Lento e constante ele achou o caminho até o ponto que me desarma 

Essa consciência ainda não era clara, eu não percebia o quanto mantinha Leo à distância, foi só na terceira vez que voltei pro Rio, quando minhas águas romperam a fortaleza, que entendi o quanto estava resistindo. Era de manhã cedo quando a gente começou a transar, eu estava de bruços e ele entrou devagarinho em mim, sem pressa, sem aperreio, sem atropelamento, com ritmo de banquete, de quem tem tempo no paraíso.

Lento e constante ele achou o caminho até o ponto que me desarma, foi me amolecendo por dentro, não sei bem como aconteceu, aliás, sei sim, lembro dele todo dentro e eu com um bullet no clitoris, lembro de estar tão presente no meu corpo, tão presente em cada sensação, de sentir a tensão do orgasmo se acumular até o ponto em que não cabia mais em mim – e deixei jorrar.
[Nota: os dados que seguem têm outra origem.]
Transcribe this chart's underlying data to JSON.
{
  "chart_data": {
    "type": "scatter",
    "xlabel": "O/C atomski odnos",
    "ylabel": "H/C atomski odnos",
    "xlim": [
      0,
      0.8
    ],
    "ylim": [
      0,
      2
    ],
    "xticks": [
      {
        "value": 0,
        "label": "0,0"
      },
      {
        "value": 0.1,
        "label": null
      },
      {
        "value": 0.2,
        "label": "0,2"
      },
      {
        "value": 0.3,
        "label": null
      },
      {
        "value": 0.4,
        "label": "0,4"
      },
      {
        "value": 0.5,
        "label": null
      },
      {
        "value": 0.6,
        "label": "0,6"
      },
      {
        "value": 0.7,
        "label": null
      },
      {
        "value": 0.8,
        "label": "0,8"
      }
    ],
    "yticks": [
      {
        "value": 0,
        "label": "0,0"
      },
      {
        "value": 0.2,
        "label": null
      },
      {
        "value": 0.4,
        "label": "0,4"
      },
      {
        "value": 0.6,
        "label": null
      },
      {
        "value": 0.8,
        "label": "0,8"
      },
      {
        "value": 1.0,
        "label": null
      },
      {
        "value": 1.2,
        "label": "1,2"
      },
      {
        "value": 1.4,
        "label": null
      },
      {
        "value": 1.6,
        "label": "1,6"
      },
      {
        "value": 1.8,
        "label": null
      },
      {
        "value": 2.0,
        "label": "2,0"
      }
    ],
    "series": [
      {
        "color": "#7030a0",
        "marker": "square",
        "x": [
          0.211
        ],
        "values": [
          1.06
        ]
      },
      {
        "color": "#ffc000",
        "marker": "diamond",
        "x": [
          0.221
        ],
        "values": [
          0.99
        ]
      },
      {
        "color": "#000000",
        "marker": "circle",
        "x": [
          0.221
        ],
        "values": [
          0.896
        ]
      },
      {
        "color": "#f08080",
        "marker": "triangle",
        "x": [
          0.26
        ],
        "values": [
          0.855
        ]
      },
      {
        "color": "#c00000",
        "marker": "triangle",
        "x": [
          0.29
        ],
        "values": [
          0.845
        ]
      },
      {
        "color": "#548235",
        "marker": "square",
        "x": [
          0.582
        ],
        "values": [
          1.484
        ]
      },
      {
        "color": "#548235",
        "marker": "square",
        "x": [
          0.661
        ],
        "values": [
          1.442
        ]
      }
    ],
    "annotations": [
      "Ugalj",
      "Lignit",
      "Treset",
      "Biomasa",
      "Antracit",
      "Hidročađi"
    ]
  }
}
Eu, que fazia tanto pra estar no controle de tudo, num alívio extático me deixei tombar como um monumento que não suporta mais o esforço de se manter em pé, como uma torre que quer voltar a ser poeira, se dissolver de novo na areia do tempo, numa entrega tão absurda, de carne e espírito e tudo que a gente não entende.

O orgasmo veio com força de rebentação, subiu do ventre pro peito e comecei a chorar copiosamente. Ele parou, assustado, preocupado, perguntou se estava tudo bem, se tinha me machucado, mas aquilo que estava sentindo era justamente o contrário, era uma pequena grande cura.

No meio de gozo e lágrimas, percebi o que eu tinha enrijecido e parei de resistir, percebi que estava me apaixonando e me dei a permissão, me entreguei e chorei por toda a verdade daquilo. Chorei porque o amor me tocou fundo e me dei pra ele.

Sim, essa é uma história de amor, mas não é sobre Leo. A minha história com ele não foi adiante (nos encontramos de novo anos depois, mas esse é um outro capítulo). Essa história de amor é sobre a coragem de se abrir pro risco que é sentir.

Sim, é sempre um risco – derrubar fortalezas é encontrar a própria vulnerabilidade. Mas foi só quando a fortaleza ruiu que aprendi que eu não era tão frágil quanto pensava, até com as quedas eu era capaz de lidar. Com a fortaleza erguida, eu até me protegia, mas não me conectava, não passava da superfície.

Sim, sei que o mundo é perigoso e certas proteções são necessárias, mas neste dia percebi que não quero me proteger de sentir, muito menos de amar – esses são os riscos que quero viver.